I failed my first attempt and honestly it came down to not taking the SAT seriously enough. I thought I could just describe wines like I normally would but they're really strict about the format — you have to hit every category in order and use the right terminology or you lose marks even if your observations are correct. Second time around I drilled it constantly, tasted anything I could get my hands on and wrote it up properly every single time.
What actually helped me pass was doing timed practice under exam conditions so I wasn't panicking on the day. I also found a wset practice test pdf that was formatted like the real thing and went through it a few times until the structure felt automatic. If you failed once don't be discouraged, it's very passable once you know what they're actually testing you on.

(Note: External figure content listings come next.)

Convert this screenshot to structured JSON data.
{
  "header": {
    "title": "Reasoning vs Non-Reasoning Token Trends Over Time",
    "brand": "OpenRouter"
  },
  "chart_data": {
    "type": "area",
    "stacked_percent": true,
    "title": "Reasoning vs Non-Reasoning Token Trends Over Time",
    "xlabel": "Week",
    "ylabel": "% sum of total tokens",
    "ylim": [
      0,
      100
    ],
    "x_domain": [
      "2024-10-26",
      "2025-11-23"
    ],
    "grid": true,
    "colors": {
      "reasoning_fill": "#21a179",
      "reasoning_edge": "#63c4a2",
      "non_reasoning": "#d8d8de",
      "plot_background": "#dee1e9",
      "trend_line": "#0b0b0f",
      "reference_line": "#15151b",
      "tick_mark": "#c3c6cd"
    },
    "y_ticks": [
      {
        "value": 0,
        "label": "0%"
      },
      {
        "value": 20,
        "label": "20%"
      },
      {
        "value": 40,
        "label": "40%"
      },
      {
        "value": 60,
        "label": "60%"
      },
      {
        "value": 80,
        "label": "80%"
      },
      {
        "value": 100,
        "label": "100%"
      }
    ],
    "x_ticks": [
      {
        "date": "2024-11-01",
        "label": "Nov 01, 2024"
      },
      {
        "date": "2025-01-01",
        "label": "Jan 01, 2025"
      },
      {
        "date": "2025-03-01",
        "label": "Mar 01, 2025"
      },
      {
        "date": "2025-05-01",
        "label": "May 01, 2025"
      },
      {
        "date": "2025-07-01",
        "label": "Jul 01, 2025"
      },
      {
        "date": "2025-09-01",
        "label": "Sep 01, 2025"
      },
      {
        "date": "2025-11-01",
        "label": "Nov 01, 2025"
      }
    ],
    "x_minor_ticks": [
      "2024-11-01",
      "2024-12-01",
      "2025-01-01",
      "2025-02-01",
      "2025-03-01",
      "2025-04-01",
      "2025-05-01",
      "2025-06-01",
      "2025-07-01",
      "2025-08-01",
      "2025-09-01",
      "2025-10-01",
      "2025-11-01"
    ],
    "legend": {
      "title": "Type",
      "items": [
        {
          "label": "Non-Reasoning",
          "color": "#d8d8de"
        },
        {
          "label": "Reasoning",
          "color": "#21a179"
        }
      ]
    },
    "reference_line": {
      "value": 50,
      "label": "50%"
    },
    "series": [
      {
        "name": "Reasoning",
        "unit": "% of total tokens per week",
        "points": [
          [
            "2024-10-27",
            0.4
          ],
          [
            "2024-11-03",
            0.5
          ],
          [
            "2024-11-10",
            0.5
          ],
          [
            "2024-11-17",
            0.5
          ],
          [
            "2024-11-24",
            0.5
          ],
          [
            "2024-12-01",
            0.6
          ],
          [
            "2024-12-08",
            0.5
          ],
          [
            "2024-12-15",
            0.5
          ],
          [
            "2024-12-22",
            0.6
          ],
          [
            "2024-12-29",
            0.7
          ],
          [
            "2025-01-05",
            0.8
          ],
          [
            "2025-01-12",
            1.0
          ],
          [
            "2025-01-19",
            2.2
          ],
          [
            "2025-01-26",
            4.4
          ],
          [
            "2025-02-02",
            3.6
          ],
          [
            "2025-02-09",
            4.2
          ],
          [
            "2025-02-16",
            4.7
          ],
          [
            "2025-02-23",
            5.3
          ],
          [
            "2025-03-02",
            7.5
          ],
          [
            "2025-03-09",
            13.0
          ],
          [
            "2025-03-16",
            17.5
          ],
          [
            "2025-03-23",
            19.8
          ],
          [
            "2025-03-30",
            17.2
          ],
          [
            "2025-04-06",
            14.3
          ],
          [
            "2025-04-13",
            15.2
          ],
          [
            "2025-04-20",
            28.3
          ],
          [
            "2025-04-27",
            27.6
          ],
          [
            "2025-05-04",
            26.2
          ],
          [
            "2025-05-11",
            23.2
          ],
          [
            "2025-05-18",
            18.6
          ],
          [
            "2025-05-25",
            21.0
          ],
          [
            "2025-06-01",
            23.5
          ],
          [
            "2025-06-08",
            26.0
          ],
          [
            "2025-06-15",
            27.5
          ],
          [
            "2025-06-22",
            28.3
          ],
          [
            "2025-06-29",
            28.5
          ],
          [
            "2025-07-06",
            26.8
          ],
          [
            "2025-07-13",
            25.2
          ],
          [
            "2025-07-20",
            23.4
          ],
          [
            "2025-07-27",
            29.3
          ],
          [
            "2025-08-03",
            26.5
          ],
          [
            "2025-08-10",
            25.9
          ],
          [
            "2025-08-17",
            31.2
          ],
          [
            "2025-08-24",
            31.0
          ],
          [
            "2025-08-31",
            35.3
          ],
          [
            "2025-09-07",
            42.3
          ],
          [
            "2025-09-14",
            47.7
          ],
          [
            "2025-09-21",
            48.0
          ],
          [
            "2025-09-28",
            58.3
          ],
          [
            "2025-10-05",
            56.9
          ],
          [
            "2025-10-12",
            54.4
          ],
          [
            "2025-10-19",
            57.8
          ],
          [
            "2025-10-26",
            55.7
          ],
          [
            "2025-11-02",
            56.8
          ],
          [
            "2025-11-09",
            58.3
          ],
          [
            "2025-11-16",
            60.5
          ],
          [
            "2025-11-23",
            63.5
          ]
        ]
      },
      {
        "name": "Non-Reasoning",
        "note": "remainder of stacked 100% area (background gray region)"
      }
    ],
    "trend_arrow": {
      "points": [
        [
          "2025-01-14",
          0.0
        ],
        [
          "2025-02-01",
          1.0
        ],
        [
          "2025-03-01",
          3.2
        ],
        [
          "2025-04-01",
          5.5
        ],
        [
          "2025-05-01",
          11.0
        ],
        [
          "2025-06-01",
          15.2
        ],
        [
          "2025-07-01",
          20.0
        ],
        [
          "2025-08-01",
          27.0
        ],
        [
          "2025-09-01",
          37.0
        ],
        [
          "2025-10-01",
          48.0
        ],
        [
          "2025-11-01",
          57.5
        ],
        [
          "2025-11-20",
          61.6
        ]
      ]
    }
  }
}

Thanks for posting this — I'm in the same boat right now. I've been studying for Level 2 for about six weeks and just scored a 68% on a wset practice test pdf I found, which felt decent but I know the SAT descriptions are where I'm losing points. The wine regions aren't too bad but trying to keep Old World and New World styles straight in my head is genuinely exhausting.
I'm planning to sit the real exam in late July. Didn't feel ready two weeks ago but I think I'm getting there. The practice tests have honestly been the most useful thing I've done — way better than just rereading my notes.